# Power/Regen line flickering at stop



## Drhalo (Jul 12, 2018)

I'm on 42.2, and I noticed while stopped at a stop light yesterday, the little black line that moves while you accelerate was slightly going on and off as if I was tapping the pedal. The problem is I wasn't. I tried turning off the ac to see if that helped and it did not. 

I am also noticing in the atari games, the scroll wheels give off some phantom movement. I know this is stupid, but in asteroids and lunar lander the little ship constantly wants to spin even though I am not touching the wheel.

1st world problems I know...


----------



## garsh (Apr 4, 2016)

I haven't noticed the power/regen line behaving as you describe, but I've never paid much attention to it when stopped. I'll try to do so to see if I notice the same behavior. Did you have a foot on the brake at the time? Was creep mode turned on or off?

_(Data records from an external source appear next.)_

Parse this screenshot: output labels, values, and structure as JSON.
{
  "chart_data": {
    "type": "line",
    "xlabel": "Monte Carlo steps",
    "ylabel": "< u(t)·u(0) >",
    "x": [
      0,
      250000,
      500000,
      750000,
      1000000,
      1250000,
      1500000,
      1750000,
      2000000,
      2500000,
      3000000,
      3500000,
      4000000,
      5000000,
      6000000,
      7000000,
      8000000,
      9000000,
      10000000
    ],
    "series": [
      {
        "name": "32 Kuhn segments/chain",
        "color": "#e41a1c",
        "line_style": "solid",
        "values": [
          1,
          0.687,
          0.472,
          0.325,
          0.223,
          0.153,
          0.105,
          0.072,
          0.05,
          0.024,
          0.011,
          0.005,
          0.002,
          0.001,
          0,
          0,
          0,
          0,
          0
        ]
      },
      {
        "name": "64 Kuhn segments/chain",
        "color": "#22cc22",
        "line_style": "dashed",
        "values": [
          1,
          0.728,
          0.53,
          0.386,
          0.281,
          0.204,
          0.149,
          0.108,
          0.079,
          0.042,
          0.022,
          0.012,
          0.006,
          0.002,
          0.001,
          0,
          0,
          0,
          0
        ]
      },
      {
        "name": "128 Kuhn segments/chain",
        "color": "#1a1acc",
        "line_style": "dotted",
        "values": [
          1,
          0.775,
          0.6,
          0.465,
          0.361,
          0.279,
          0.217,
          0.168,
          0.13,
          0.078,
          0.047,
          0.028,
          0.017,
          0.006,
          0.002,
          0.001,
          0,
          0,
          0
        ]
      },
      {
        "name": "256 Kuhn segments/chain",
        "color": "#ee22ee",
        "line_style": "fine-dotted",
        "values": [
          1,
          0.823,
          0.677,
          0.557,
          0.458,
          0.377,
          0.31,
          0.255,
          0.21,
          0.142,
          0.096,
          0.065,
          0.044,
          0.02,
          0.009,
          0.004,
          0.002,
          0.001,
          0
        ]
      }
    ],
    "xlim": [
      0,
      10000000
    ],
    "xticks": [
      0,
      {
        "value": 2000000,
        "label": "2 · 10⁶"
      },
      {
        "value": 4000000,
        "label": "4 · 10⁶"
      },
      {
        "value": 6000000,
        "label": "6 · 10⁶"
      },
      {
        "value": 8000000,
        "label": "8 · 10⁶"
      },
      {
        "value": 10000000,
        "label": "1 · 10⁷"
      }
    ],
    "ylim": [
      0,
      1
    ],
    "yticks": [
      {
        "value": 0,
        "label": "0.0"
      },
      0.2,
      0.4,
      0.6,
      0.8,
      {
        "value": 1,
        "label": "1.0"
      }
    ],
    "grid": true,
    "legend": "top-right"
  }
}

I've definitely had issues with the controls while playing games, including the ship wanting to always spin at times, and the scroll wheel being not responsive as well as too touchy.


----------



## iChris93 (Feb 3, 2017)

I’ve had the power line too. Only when it’s pretty cold out and is using a lot of power to heat up.


----------



## 3V Pilot (Sep 15, 2017)

Drhalo said:


> I'm on 42.2, and I noticed while stopped at a stop light yesterday, the little black line that moves while you accelerate was slightly going on and off as if I was tapping the pedal. The problem is I wasn't. I tried turning off the ac to see if that helped and it did not.
> 
> I am also noticing in the atari games, the scroll wheels give off some phantom movement. I know this is stupid, but in asteroids and lunar lander the little ship constantly wants to spin even though I am not touching the wheel.
> 
> 1st world problems I know...


I've never had the power meter move but as far as the games go they also use the steering wheel as an input. If your Asteriod ship keeps spinning, center the wheel (or at least move it a bit) and the ship will stabilize. Yea, first world solutions also exist!!


----------



## Drhalo (Jul 12, 2018)

Car was in hold mode. Line was flickering as if I was tapping the accelerator.


----------



## ravisorg (Jun 27, 2018)

Yup I’ve noticed that recently too. Come to the conclusion that’s it’s showing power use globally not just for the motor, and because it’s chilly out the heaters are working for the first time and using enough power to show up on the meter.


----------



## Bokonon (Apr 13, 2017)

This may be a outlandish question, but: we know the Model 3 can run a little current through the motor to generate heat when the car is parked and the battery is cold. Is it possible that it can do the same when the car is in Hold, and this shows up on the power gauge as a flickering dot because it can't tell the difference between discharge for heat and propulsion? Grasping at straws here...


----------